Accurately modelling membrane kinetics and hydrodynamics.

From the mesoscale and membrane side, part of Mohsen Sadeghi’s talk emphasised being suspicious of membrane simulations that look structurally fine but have no kinetic story. The issue, as I understood it, is that solvent-free coarse-grained membrane models often get the shapes and morphologies right, but because they have stripped out hydrodynamics they end up with completely unrealistic timescales for undulations and for rare events like budding or scission.

From reading, I believe that the proposed solution is to put hydrodynamics back in using an anisotropic Langevin description that respects the fact that membranes move differently in different directions [3] [4]. In the plane, diffusion is fast and governed mainly by membrane viscosity, whereas out of plane, motion is slow and strongly damped by the surrounding fluid. If you collapse that into a single diffusion constant and then try to “time-map” your trajectory, you can maybe fix one observable, but the rest of the kinetic hierarchy is still off. What I took from this is that for processes like budding, tubulation, or membrane scission, timing matters as much as final shape, and that if you publish a membrane mechanism without modelling out-of-plane mobility properly, you should expect hard questions about whether your timescales mean anything.

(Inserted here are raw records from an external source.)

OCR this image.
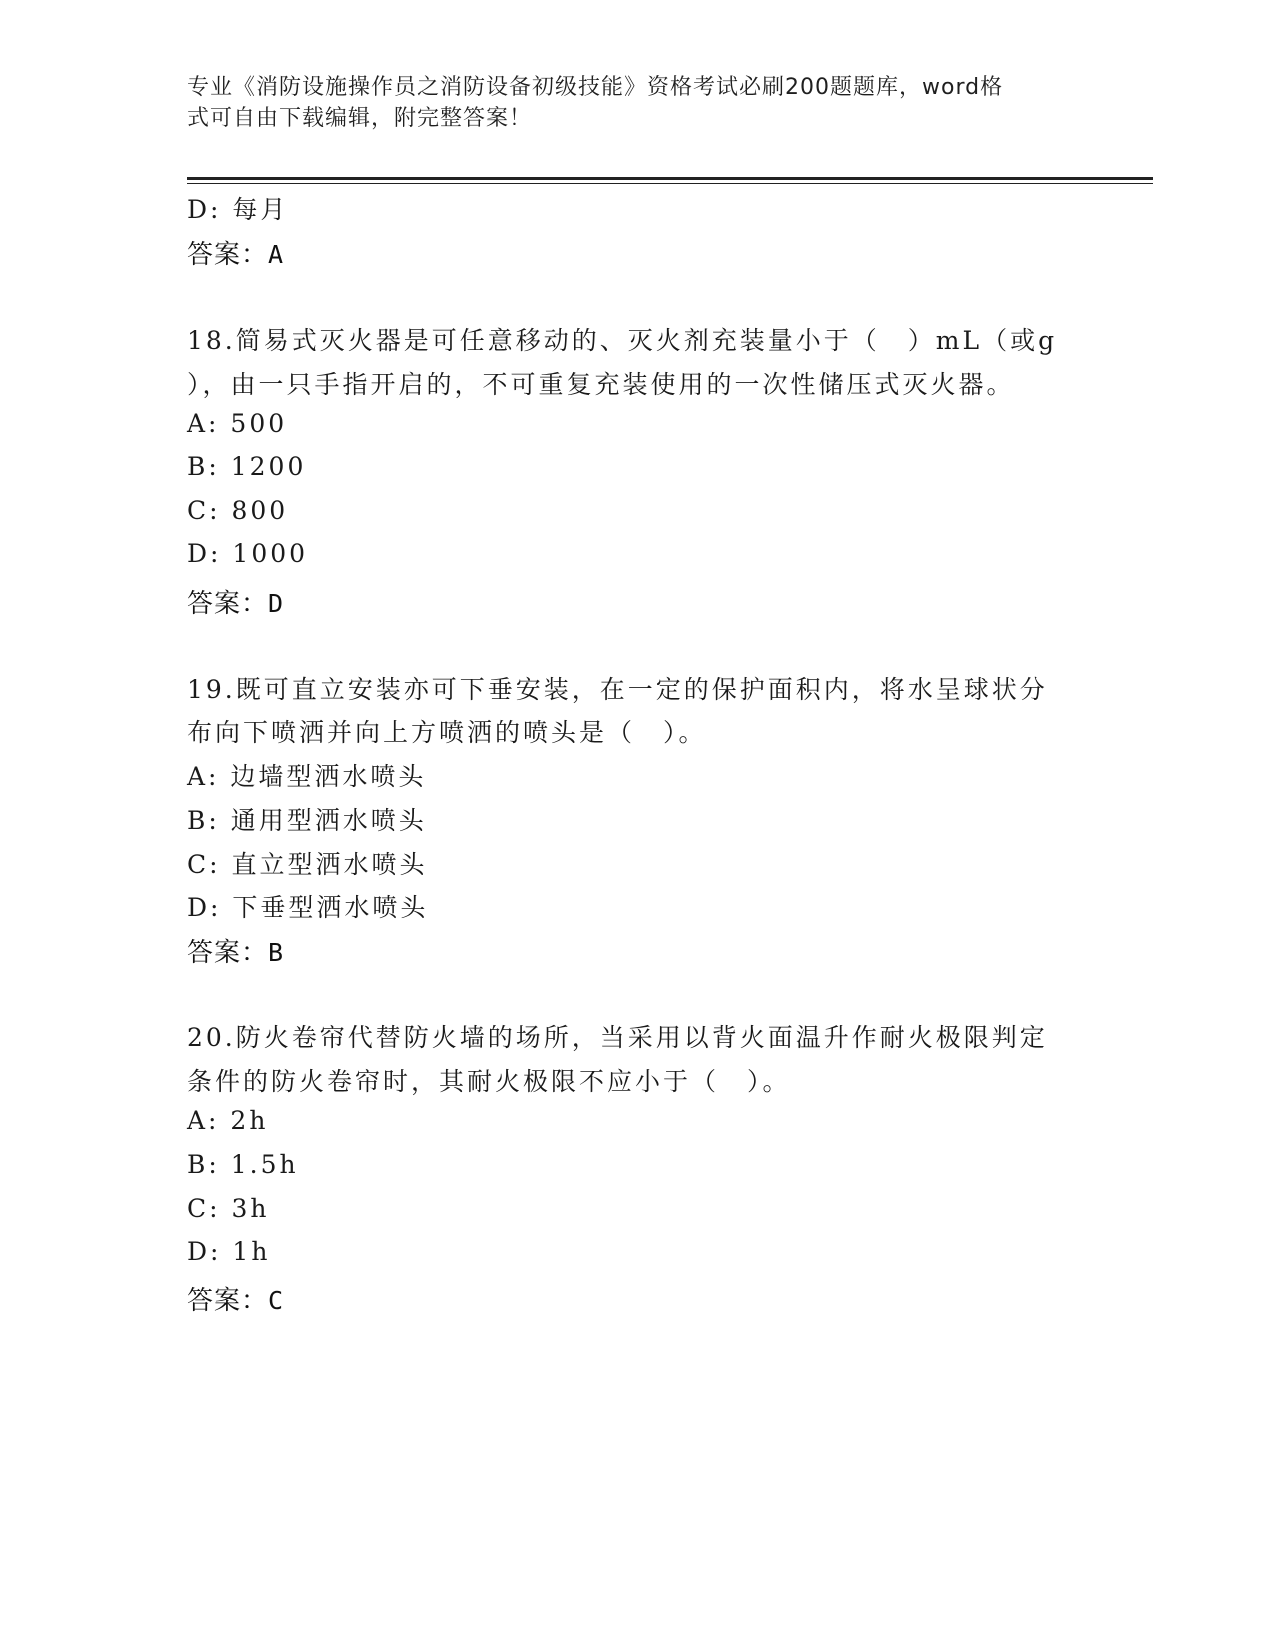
专业《消防设施操作员之消防设备初级技能》资格考试必刷200题题库，word格
式可自由下载编辑，附完整答案！
D: 每月
答案：A
18.简易式灭火器是可任意移动的、灭火剂充装量小于（　）mL（或g
），由一只手指开启的，不可重复充装使用的一次性储压式灭火器。
A: 500
B: 1200
C: 800
D: 1000
答案：D
19.既可直立安装亦可下垂安装，在一定的保护面积内，将水呈球状分
布向下喷洒并向上方喷洒的喷头是（　）。
A: 边墙型洒水喷头
B: 通用型洒水喷头
C: 直立型洒水喷头
D: 下垂型洒水喷头
答案：B
20.防火卷帘代替防火墙的场所，当采用以背火面温升作耐火极限判定
条件的防火卷帘时，其耐火极限不应小于（　）。
A: 2h
B: 1.5h
C: 3h
D: 1h
答案：C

That still leaves the practical question of how to make these kinds of mesoscale membrane models something people can actually run and reuse, instead of a pile of lab-specific code. From Weria Pezeshkian’s work I took away a push to turn mesoscale membrane simulations into something reproducible instead of keeping them as lab-specific scripts.

Open source tools for simulating biomembranes at mesoscopic scales.

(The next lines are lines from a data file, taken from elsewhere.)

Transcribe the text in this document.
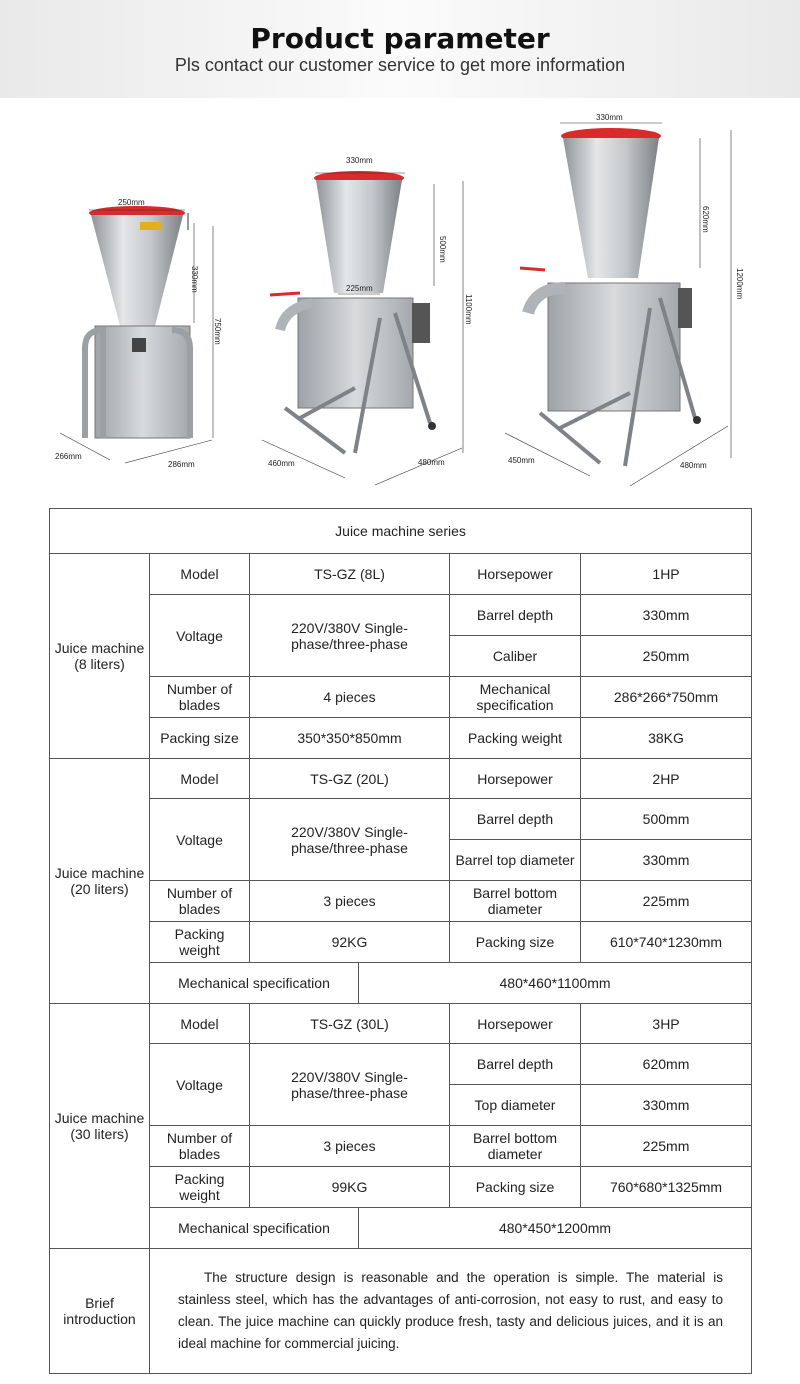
Product parameter
Pls contact our customer service to get more information
250mm
330mm
750mm
266mm
286mm
330mm
225mm
500mm
1100mm
460mm	480mm
330mm
620mm
1200mm
450mm
480mm
Juice machine series					
Juice machine (8 liters)	Model	TS-GZ (8L)		Horsepower	1HP
	Voltage	220V/380V Single-phase/three-phase		Barrel depth	330mm
				Caliber	250mm
	Number of blades	4 pieces		Mechanical specification	286*266*750mm
	Packing size	350*350*850mm		Packing weight	38KG
Juice machine (20 liters)	Model	TS-GZ (20L)		Horsepower	2HP
	Voltage	220V/380V Single-phase/three-phase		Barrel depth	500mm
				Barrel top diameter	330mm
	Number of blades	3 pieces		Barrel bottom diameter	225mm
	Packing weight	92KG		Packing size	610*740*1230mm
	Mechanical specification		480*460*1100mm		
Juice machine (30 liters)	Model	TS-GZ (30L)		Horsepower	3HP
	Voltage	220V/380V Single-phase/three-phase		Barrel depth	620mm
				Top diameter	330mm
	Number of blades	3 pieces		Barrel bottom diameter	225mm
	Packing weight	99KG		Packing size	760*680*1325mm
	Mechanical specification		480*450*1200mm		
Brief introduction	The structure design is reasonable and the operation is simple. The material is stainless steel, which has the advantages of anti-corrosion, not easy to rust, and easy to clean. The juice machine can quickly produce fresh, tasty and delicious juices, and it is an ideal machine for commercial juicing.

Weria Pezeshkian presented tool like freeDTS to simulate biomembranes at messocpic length-scales [5]. It represents membranes as triangulated surfaces with proteins placed at vertices. In practice that means you can set up constant-tension patches, vesicles, tethers, tubes, and other geometries that match what people actually probe in experiments. You can also freeze the mesh and study how proteins organise on a fixed shape, which is useful if you have a structure from cryo-ET and want to know how proteins would distribute on that particular geometry instead of on an idealised sphere or tube. The other tool is TS2CG, which takes a triangulated surface from a mesoscale run and converts it back into a coarse-grained membrane model so that you can equilibrate the global shape at the mesoscale level and then zoom back in to molecular detail where chemistry matters [6].

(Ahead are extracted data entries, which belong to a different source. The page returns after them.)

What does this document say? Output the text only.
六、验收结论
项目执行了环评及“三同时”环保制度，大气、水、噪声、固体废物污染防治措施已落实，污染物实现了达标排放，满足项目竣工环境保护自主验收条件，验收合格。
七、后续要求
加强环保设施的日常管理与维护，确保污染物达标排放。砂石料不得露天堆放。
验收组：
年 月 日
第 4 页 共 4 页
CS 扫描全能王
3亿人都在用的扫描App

The impression I had is that many of the curvature sensing and protein-sorting that are talked about conceptually are now directly testable in a lab, because the codes are public, the setups mirror experimental geometries, and the backmapping step is no longer a one-off trick.

Conclusion

The meeting reinforced that different tools are complementary rather than competing. Atomistic and coarse-grained simulations are where you get the chemistry and the parameters right. Mesoscale surface models are where you understand shape, long-range coupling, and how protein binding or crowding translates into buds, necks, and tethers at cellular length scales. ML can propose conformational ensembles that are hard to see directly, but MD and docking are what filter and validate those proposals. Experiments close the loop and keep everyone honest, as was emphasised by Ilpo Vattulainen in discussions of how to compare simulations to real experiments.

The overall vibe in Aarhus, at least from my seat, was that the field is emerging to a standard where simulations are quantitative, multiscale, and open enough to be used for real decisions. Presenting my work in this environment was particularly rewarding, as it aligned perfectly with the ongoing dialogue between computational chemistry and experimental relevance!